( 1892 - 1948)
An Elegant Couple: Design for the Cover of the Magazine Voici La Mode / Art Goût Beauté
Signed lbénigni at the lower left.
Inscribed VOICI LA MODE and ART GOUT BEAUTE at the top.
Further inscribed chanel and Brun Rouge / soulin on the reverse.
326 x 225 mm. (12 7/8 x 8 7/8 in.)
The woman in this gouache drawing is wearing a dress designed by Coco Chanel (1883-1971).
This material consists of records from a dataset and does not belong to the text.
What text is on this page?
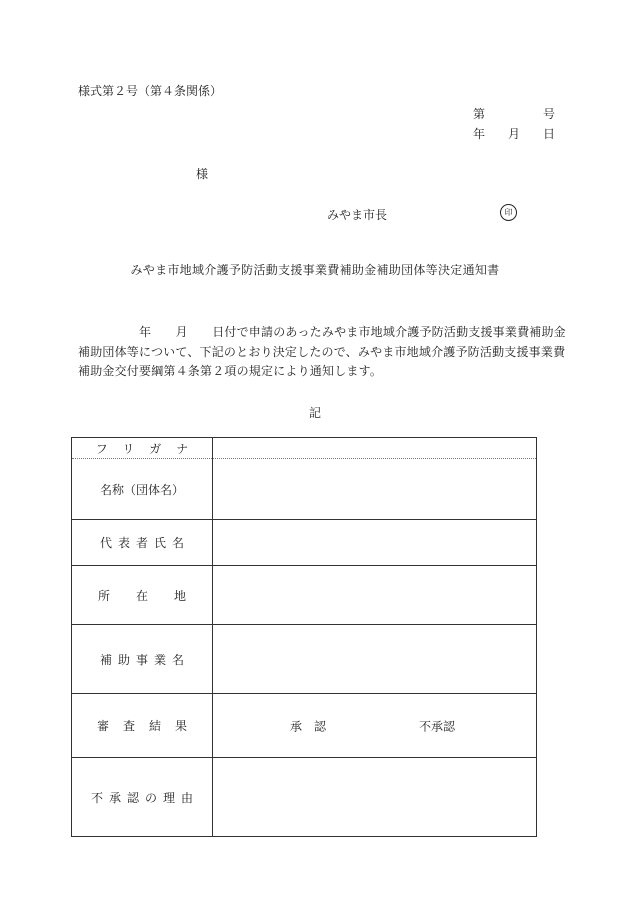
様式第２号（第４条関係）
第	号
年 月 日
様
みやま市長	印
みやま市地域介護予防活動支援事業費補助金補助団体等決定通知書
　　　　　年　　月　　日付で申請のあったみやま市地域介護予防活動支援事業費補助金
補助団体等について、下記のとおり決定したので、みやま市地域介護予防活動支援事業費
補助金交付要綱第４条第２項の規定により通知します。
記
フリガナ	
名称（団体名）	
代表者氏名	
所在地	
補助事業名	
審査結果	承　認 不承認

不承認の理由	
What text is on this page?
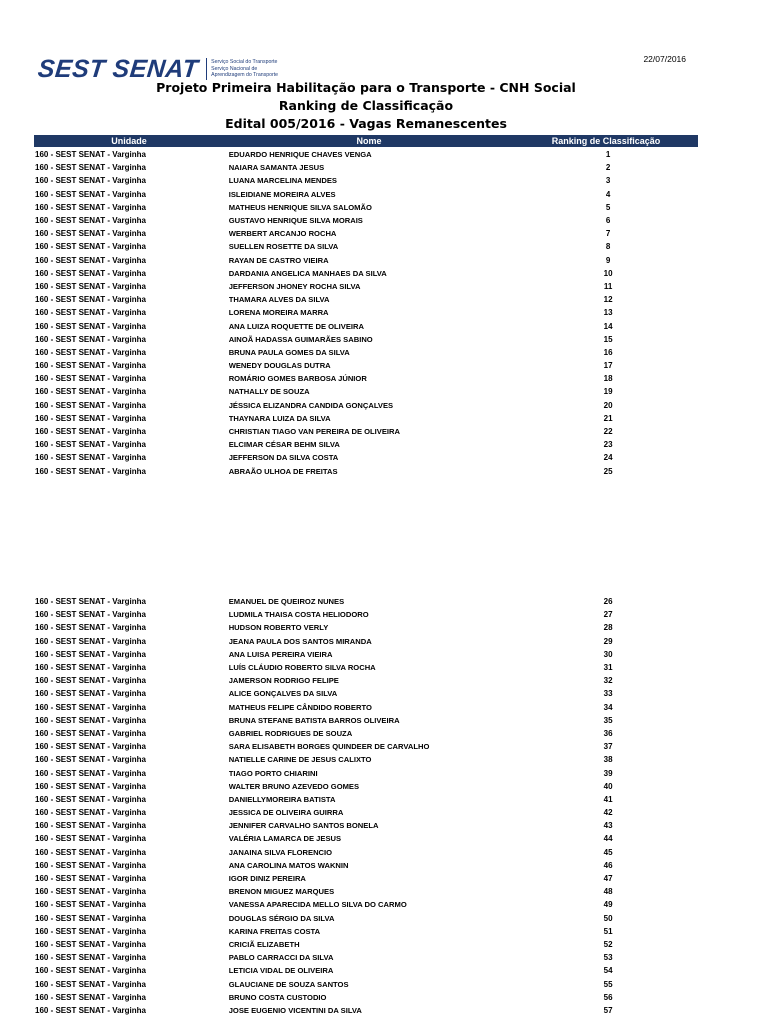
SEST SENAT Serviço Social do Transporte
Serviço Nacional de
Aprendizagem do Transporte
22/07/2016
Projeto Primeira Habilitação para o Transporte - CNH Social
Ranking de Classificação
Edital 005/2016 - Vagas Remanescentes
Unidade	Nome	Ranking de Classificação
160 - SEST SENAT - Varginha	EDUARDO HENRIQUE CHAVES VENGA	1
160 - SEST SENAT - Varginha	NAIARA SAMANTA JESUS	2
160 - SEST SENAT - Varginha	LUANA MARCELINA MENDES	3
160 - SEST SENAT - Varginha	ISLEIDIANE MOREIRA ALVES	4
160 - SEST SENAT - Varginha	MATHEUS HENRIQUE SILVA SALOMÃO	5
160 - SEST SENAT - Varginha	GUSTAVO HENRIQUE SILVA MORAIS	6
160 - SEST SENAT - Varginha	WERBERT ARCANJO ROCHA	7
160 - SEST SENAT - Varginha	SUELLEN ROSETTE DA SILVA	8
160 - SEST SENAT - Varginha	RAYAN DE CASTRO VIEIRA	9
160 - SEST SENAT - Varginha	DARDANIA ANGELICA MANHAES DA SILVA	10
160 - SEST SENAT - Varginha	JEFFERSON JHONEY ROCHA SILVA	11
160 - SEST SENAT - Varginha	THAMARA ALVES DA SILVA	12
160 - SEST SENAT - Varginha	LORENA MOREIRA MARRA	13
160 - SEST SENAT - Varginha	ANA LUIZA ROQUETTE DE OLIVEIRA	14
160 - SEST SENAT - Varginha	AINOÃ HADASSA GUIMARÃES SABINO	15
160 - SEST SENAT - Varginha	BRUNA PAULA GOMES DA SILVA	16
160 - SEST SENAT - Varginha	WENEDY DOUGLAS DUTRA	17
160 - SEST SENAT - Varginha	ROMÁRIO GOMES BARBOSA JÚNIOR	18
160 - SEST SENAT - Varginha	NATHALLY DE SOUZA	19
160 - SEST SENAT - Varginha	JÉSSICA ELIZANDRA CANDIDA GONÇALVES	20
160 - SEST SENAT - Varginha	THAYNARA LUIZA DA SILVA	21
160 - SEST SENAT - Varginha	CHRISTIAN TIAGO VAN PEREIRA DE OLIVEIRA	22
160 - SEST SENAT - Varginha	ELCIMAR CÉSAR BEHM SILVA	23
160 - SEST SENAT - Varginha	JEFFERSON DA SILVA COSTA	24
160 - SEST SENAT - Varginha	ABRAÃO ULHOA DE FREITAS	25
160 - SEST SENAT - Varginha	EMANUEL DE QUEIROZ NUNES	26
160 - SEST SENAT - Varginha	LUDMILA THAISA COSTA HELIODORO	27
160 - SEST SENAT - Varginha	HUDSON ROBERTO VERLY	28
160 - SEST SENAT - Varginha	JEANA PAULA DOS SANTOS MIRANDA	29
160 - SEST SENAT - Varginha	ANA LUISA PEREIRA VIEIRA	30
160 - SEST SENAT - Varginha	LUÍS CLÁUDIO ROBERTO SILVA ROCHA	31
160 - SEST SENAT - Varginha	JAMERSON RODRIGO FELIPE	32
160 - SEST SENAT - Varginha	ALICE GONÇALVES DA SILVA	33
160 - SEST SENAT - Varginha	MATHEUS FELIPE CÂNDIDO ROBERTO	34
160 - SEST SENAT - Varginha	BRUNA STEFANE BATISTA BARROS OLIVEIRA	35
160 - SEST SENAT - Varginha	GABRIEL RODRIGUES DE SOUZA	36
160 - SEST SENAT - Varginha	SARA ELISABETH BORGES QUINDEER DE CARVALHO	37
160 - SEST SENAT - Varginha	NATIELLE CARINE DE JESUS CALIXTO	38
160 - SEST SENAT - Varginha	TIAGO PORTO CHIARINI	39
160 - SEST SENAT - Varginha	WALTER BRUNO AZEVEDO GOMES	40
160 - SEST SENAT - Varginha	DANIELLYMOREIRA BATISTA	41
160 - SEST SENAT - Varginha	JESSICA DE OLIVEIRA GUIRRA	42
160 - SEST SENAT - Varginha	JENNIFER CARVALHO SANTOS BONELA	43
160 - SEST SENAT - Varginha	VALÉRIA LAMARCA DE JESUS	44
160 - SEST SENAT - Varginha	JANAINA SILVA FLORENCIO	45
160 - SEST SENAT - Varginha	ANA CAROLINA MATOS WAKNIN	46
160 - SEST SENAT - Varginha	IGOR DINIZ PEREIRA	47
160 - SEST SENAT - Varginha	BRENON MIGUEZ MARQUES	48
160 - SEST SENAT - Varginha	VANESSA APARECIDA MELLO SILVA DO CARMO	49
160 - SEST SENAT - Varginha	DOUGLAS SÉRGIO DA SILVA	50
160 - SEST SENAT - Varginha	KARINA FREITAS COSTA	51
160 - SEST SENAT - Varginha	CRICIÃ ELIZABETH	52
160 - SEST SENAT - Varginha	PABLO CARRACCI DA SILVA	53
160 - SEST SENAT - Varginha	LETICIA VIDAL DE OLIVEIRA	54
160 - SEST SENAT - Varginha	GLAUCIANE DE SOUZA SANTOS	55
160 - SEST SENAT - Varginha	BRUNO COSTA CUSTODIO	56
160 - SEST SENAT - Varginha	JOSE EUGENIO VICENTINI DA SILVA	57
A leading fashion illustrator, draughtsman and lithographr, Léon Benigni worked with such designers and couturiers as Jeanne Lanvin, Marcel Rochas, Elsa Schiaparelli, Lucien Lelong, Jacques Fath, Jean Patou, Nina Ricci and Cristôbal Balenciaga. He produced drawings and cover designs for such magazines as Harper’s Bazaar, Femina, La Donna, Art Goût Beauté, The Bystander and Modes et Travaux, and also designed a number of travel posters in the 1920s and 1930s (notably one for the spa and ski resort of Brides-les-Bains in the Savoie region) and advertisements for Cadillac and LaSalle cars.
In an appreciation of Léon Benigni, published in an English magazine article in 1933, it was noted that ‘M. Benigni is known to thousands through the medium of the leading fashion magazines. This young Frenchman has brought himself to the front rank of modern fashion artists. He has developed a style which fits perfectly with present ideas of fashion. Modern fashions contain an element of caricature, though they never lose their delicacy and charm. These qualities are apparent in Bénigni’s work. In avoiding heaviness and an exact representation, he works in line, and his line work is light and suggestive enough in its simplicity to hold all the attraction so necessary in publicity. The female face is depicted almost as a formula of design. The thin lines in which it is traced are not an accurate representation, but it is impossible to deny the conviction of reality carried by the design…an addition or alteration to any of these drawings of Bénigni’s, in the form of a few extra lines or corrections, would ruin the effect. They are, for their purpose, complete as they stand.’